Potsiu! - Post transformation string index updater
Potsiu! is a simple utility function that allows you to update indexes of specific positions on a string after you apply some transformation to it. It is quite handy if you have data in which string indexes are specified, but for some reason you want to process the strings from which they were calculated and need to keep them in sync.
Usage
import { calculateNewIndex } from 'potsiu';
const originalString = 'First sentence. Second sentence. Third sentence.';
const transformedString = 'First sentence Second sentence Third sentence';
const originalIndex = 33;
// Outputs: "First sentence. Second sentence. >Third sentence."
console.log(originalString.slice(0, originalIndex) + '>' + originalString.slice(originalIndex, originalString.length));
const newIndex = calculateNewIndex(originalString, transformedString, originalIndex);
// Outputs: "First sentence Second sentence >Third sentence."
console.log(transformedString.slice(0, newIndex) + '>' + transformedString.slice(newIndex, originalString.length));
Motivation
Suppose you have some string where you've identified every term of foreign origin:
Hey!

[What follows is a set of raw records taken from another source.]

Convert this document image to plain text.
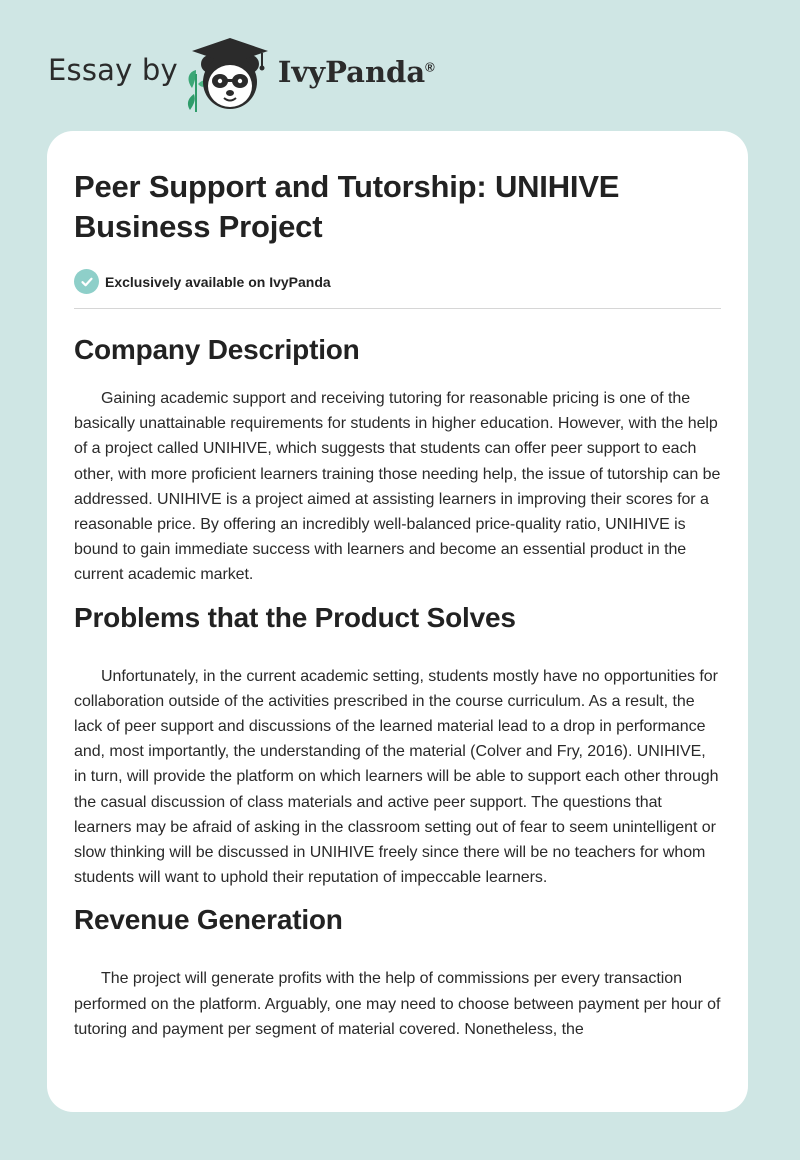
Essay by	IvyPanda®
Peer Support and Tutorship: UNIHIVE Business Project
Exclusively available on IvyPanda
Company Description

Gaining academic support and receiving tutoring for reasonable pricing is one of the basically unattainable requirements for students in higher education. However, with the help of a project called UNIHIVE, which suggests that students can offer peer support to each other, with more proficient learners training those needing help, the issue of tutorship can be addressed. UNIHIVE is a project aimed at assisting learners in improving their scores for a reasonable price. By offering an incredibly well-balanced price-quality ratio, UNIHIVE is bound to gain immediate success with learners and become an essential product in the current academic market.

Problems that the Product Solves

Unfortunately, in the current academic setting, students mostly have no opportunities for collaboration outside of the activities prescribed in the course curriculum. As a result, the lack of peer support and discussions of the learned material lead to a drop in performance and, most importantly, the understanding of the material (Colver and Fry, 2016). UNIHIVE, in turn, will provide the platform on which learners will be able to support each other through the casual discussion of class materials and active peer support. The questions that learners may be afraid of asking in the classroom setting out of fear to seem unintelligent or slow thinking will be discussed in UNIHIVE freely since there will be no teachers for whom students will want to uphold their reputation of impeccable learners.

Revenue Generation

The project will generate profits with the help of commissions per every transaction performed on the platform. Arguably, one may need to choose between payment per hour of tutoring and payment per segment of material covered. Nonetheless, the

Do you like croissants?... Can you hand me that dossier?
^ (17) ^ (53)
You determined that the terms start on indexes 17 (croissants) and 53 (dossier). Now, if for some reason you need to remove punctuation from your string...
Hey Do you like croissants Can you hand me that dossier
^ (17) ^ (53)
...the indexes you have no longer match the terms positions. It is often quite complex to reuse previously computed indexes after transformations since they can replace, remove, or add any amount of characters.
How it works
Potsiu! finds the index, on the transformed string, for which the surroundings best match the surroundings of the original index in the original string using levenshtein distance.
It is quite capable of handling aggressive transformations:
<b> Let's <i>remove</i> some tags</b> and eat croissants
^ (46)
Let's remove some tags and eat croissants
^ (31)
hey, the index will mark second sentence start. hey!
^ (48)
H3Y T3H 1nd3X W1ll m4rk 53c0nD 53NT3Nc3 5t4RT h3Y
^ (46)
Precautions
Potsiu! tends to give you the expected results. However extremely aggressive transformations may render the transformed string so different from the original that Potsiu! can no longer track the surroundings of the original index:
MA_DUDE_SOUFFLE_IS_SOOOO_SICK
^ (8)
dude souffle is sick
^ (0)
In these case feeding Potsiu! both sentences in lowercase would have allowed it to keep track of the index:
ma_dude_souffle_is_soooo_sick
^ (8)
dude souffle is sick
^ (5)
Contributing
You are welcome to come up with suggestions and pull requests. Please try to be consistent with the remaining code base in terms of code style.
Also pull requests adding tests would be much appreciated!
License
MIT - see LICENSE.md